In this study, we aimed to develop practical electrodes with improved durability and large-scale production capabilities by applying micro-nano structures to the electrode surface. To evaluate the enhanced performance, the electrochemical behavior of these electrodes was assessed using the EF process. Aluminum was selected as the optimal material based on its superior bubble generation rate compared to titanium and copper. When micro-nano structures were applied to the aluminum electrodes, bubble generation significantly increased, while bubble size decreased, resulting in improved flotation performance. The MMN electrodes, in particular, produced over twice the number of bubbles as pristine electrodes, with a high concentration of fine bubbles in the 100–150 nm range. This increase in fine bubble production allowed the bubbles to remain in the solution longer, facilitating more interactions with oil droplets and contaminants. Compared to spontaneous flotation, the MMN electrodes demonstrated a much higher purification efficiency, reducing oil concentrations by up to 92.5% in the case of hexane.

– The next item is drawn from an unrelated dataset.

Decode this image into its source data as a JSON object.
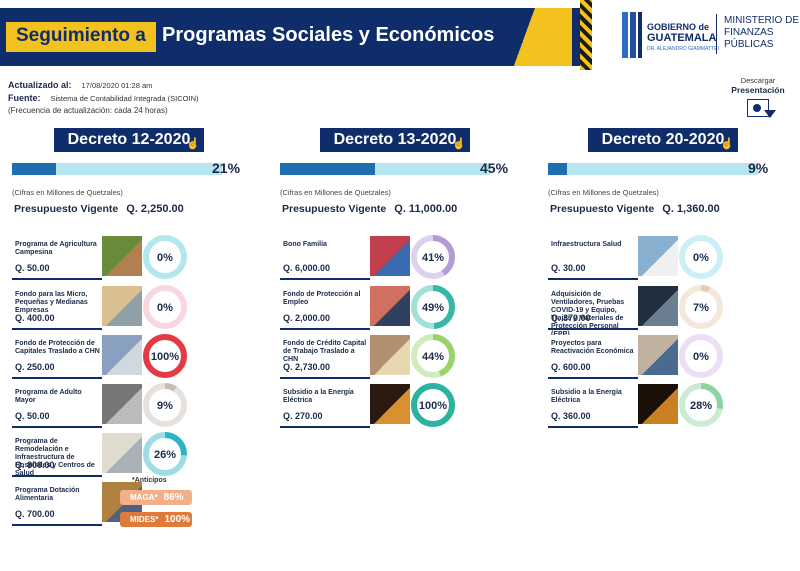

This research not only optimized the EF process but also demonstrated that rapid bubble release from the micro-nano structured electrodes enhanced the overall reactivity of the electrodes. The ability to generate a higher volume of smaller bubbles is crucial for improving separation efficiency in EF, as it increases the likelihood of particle–bubble collisions, particularly with fine contaminants that are difficult to separate using traditional methods. Additionally, the extended retention time of nanobubbles in the solution further amplified the separation efficiency by promoting electrostatic interactions with charged contaminants.

The findings of this study provide valuable insights into the design and fabrication of high-performance electrodes for a wide range of applications. The enhanced EF performance demonstrated by the MMN electrodes underscores the potential for these electrodes to be utilized in industrial wastewater treatment and other systems requiring efficient separation processes. Overall, this work contributes to advancing electrode technology by showing how micro/nano structures can significantly improve both the electrochemical and flotation efficiencies of electrodes, paving the way for future research and practical implementations.